Next week is shaping up to be a tremendous week for fiddle music in New Orleans, with the Irish House on St Charles Avenue hosting two events that lovers of traditional Celtic music will not want to miss.
On Tuesday, acclaimed Scottish fiddler and bouzouki player Brian McNeill will be playing at the Irish House on his way to the North Texas Irish Festival. A founding member of the Battlefield Band, he brings verve, flair and authenticity to his music along with a wealth of story-telling skills and wry humour. If you haven’t seen him before he is well worth the whirl, and if you have, well, you don’t need me to explain why.
Also at the Irish House, following hard on McNeill’s heels, music lovers can catch fellow fiddler Ed Pearlman, former head of the Boston Scottish Fiddle Club, and his son pianist Neil Pearlman , who on Friday will be offering a not-to-be missed blend of Scottish and Cape Breton fiddle tunes, innovatively backed on piano, and shaded by the jazz, blues and Latin rhythms of Americana music.

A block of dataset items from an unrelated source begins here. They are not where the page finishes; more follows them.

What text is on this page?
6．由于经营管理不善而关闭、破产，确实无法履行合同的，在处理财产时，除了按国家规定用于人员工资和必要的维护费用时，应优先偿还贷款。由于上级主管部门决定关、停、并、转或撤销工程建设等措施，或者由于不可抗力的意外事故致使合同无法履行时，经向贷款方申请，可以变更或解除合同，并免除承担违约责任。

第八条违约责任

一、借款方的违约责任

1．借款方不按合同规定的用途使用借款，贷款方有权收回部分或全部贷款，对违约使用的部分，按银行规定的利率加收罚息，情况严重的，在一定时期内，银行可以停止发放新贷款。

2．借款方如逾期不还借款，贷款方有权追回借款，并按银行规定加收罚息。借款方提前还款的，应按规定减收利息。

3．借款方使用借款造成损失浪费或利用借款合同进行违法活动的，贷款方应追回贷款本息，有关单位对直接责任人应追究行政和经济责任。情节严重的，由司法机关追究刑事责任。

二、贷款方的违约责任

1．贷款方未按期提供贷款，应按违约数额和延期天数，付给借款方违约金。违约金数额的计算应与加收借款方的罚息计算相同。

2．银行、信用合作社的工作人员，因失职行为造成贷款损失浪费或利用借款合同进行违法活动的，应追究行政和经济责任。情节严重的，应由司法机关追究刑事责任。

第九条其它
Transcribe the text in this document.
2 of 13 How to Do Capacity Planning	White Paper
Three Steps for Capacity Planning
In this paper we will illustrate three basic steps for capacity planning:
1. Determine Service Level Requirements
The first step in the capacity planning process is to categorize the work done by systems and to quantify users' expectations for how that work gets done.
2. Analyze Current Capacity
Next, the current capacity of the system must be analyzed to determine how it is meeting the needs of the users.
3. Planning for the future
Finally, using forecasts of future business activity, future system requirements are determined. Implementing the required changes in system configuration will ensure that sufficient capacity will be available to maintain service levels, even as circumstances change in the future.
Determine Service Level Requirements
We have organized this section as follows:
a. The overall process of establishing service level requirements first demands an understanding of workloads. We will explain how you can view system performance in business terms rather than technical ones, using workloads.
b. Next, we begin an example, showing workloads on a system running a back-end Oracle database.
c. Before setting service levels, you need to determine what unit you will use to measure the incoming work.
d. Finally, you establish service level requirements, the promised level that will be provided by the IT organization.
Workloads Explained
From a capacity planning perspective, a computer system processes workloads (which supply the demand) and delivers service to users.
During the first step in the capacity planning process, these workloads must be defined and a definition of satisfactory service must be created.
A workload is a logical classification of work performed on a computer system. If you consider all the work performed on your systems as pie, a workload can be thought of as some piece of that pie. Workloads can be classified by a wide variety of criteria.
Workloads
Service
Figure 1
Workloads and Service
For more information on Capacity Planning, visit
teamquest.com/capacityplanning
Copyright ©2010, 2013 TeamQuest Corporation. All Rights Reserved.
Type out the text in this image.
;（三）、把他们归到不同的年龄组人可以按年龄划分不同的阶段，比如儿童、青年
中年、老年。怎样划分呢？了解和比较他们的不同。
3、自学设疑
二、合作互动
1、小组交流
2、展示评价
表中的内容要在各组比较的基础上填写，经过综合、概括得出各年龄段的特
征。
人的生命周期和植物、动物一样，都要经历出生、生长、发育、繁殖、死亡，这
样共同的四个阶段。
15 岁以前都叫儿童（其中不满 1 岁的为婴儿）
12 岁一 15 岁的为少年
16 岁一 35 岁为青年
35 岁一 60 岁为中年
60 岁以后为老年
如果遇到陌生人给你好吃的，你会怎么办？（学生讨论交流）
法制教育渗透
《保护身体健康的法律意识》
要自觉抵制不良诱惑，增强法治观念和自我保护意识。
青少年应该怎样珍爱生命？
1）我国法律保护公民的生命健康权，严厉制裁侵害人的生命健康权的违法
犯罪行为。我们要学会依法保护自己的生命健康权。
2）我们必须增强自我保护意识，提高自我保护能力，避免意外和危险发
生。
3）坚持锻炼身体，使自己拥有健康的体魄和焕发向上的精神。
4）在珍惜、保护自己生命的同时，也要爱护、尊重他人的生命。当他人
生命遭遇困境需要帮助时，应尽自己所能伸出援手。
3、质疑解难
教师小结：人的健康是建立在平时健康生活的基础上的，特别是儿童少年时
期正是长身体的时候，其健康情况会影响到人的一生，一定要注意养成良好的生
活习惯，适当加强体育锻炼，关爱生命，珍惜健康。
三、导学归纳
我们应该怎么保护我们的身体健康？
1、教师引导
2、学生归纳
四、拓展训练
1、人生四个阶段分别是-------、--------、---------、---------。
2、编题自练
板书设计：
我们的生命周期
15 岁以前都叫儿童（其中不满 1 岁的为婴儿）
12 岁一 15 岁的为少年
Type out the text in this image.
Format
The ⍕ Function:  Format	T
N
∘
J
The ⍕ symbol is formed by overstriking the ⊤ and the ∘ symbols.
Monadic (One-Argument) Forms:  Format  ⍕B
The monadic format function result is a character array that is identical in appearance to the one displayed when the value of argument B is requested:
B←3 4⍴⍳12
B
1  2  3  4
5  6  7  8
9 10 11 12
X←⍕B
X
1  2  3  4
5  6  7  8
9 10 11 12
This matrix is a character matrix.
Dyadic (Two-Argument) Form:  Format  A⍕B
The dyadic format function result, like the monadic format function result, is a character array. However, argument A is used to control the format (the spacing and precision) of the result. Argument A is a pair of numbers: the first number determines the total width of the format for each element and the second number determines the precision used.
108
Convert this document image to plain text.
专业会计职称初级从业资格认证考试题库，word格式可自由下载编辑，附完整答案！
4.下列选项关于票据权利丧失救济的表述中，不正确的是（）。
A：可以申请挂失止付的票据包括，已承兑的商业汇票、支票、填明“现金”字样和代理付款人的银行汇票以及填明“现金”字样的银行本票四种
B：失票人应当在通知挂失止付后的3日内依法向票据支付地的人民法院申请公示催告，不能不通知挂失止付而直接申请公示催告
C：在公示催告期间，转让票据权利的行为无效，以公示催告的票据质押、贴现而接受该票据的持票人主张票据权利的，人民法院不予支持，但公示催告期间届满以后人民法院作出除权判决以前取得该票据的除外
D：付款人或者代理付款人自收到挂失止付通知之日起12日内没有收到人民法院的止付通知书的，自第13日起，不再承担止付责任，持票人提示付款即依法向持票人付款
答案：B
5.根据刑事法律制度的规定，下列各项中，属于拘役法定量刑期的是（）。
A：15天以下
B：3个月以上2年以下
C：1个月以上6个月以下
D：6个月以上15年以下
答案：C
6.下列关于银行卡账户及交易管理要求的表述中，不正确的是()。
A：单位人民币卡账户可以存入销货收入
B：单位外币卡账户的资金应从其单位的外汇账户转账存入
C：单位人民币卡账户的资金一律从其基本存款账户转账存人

The Pearlman duo will bring with them their newest CD, American Scottish. Pay attention to the CD cover - a tongue and cheek take-off of the painting American Gothic.
“The idea behind that is that America is a crossroads of cultures,” explained Ed. “Neill grew up with all these famous players coming to our house, from Cape Breton and Scotland. He has just expanded it, and he makes it fit. A lot of the Gaelic songs went directly to country songs. You can hear the melodies in some of the songs that Dolly Parton sings, you know?”
Ed comes from an orchestral background, where a fiddle is a fiddle, and a violin is a violin, and often ne’er the twain shall meet.
“I notice that if I teach someone who is classically trained there are certain things they have to learn about what fiddle music is,” said Pearlman. “What the bow hand does, and how important rhythm is. I think rhythm is the heart of music, but often in classical training violinists learn tone and pitch first, and fiddlers learn to focus on rhythm. So the fiddler that is great to dance and listen to might not have the best tones and pitches, but that is ok. And you can have a classical violinist who can play well, but might not have the best rhythm.”
“The focus of Irish music is more on warmth. I find the focus of Scottish music is more about the drama. I love the expressiveness of the Scottish fiddle style, and I love the straight forward heartfelt crispness of the Cape Breton playing.”
“Sometimes,” he summed up. “The feeling that you have about music comes from the people, and the places you know.”
A sentiment that all New Orleanians can completely understand.
Brian McNeill will be performing at the Irish House, 1432 St Charles Avenue on Tuesday, February 26, at 7pm. Ed and Neil Pearlman will be performing at the Irish House on Friday, March 1, at 7 pm.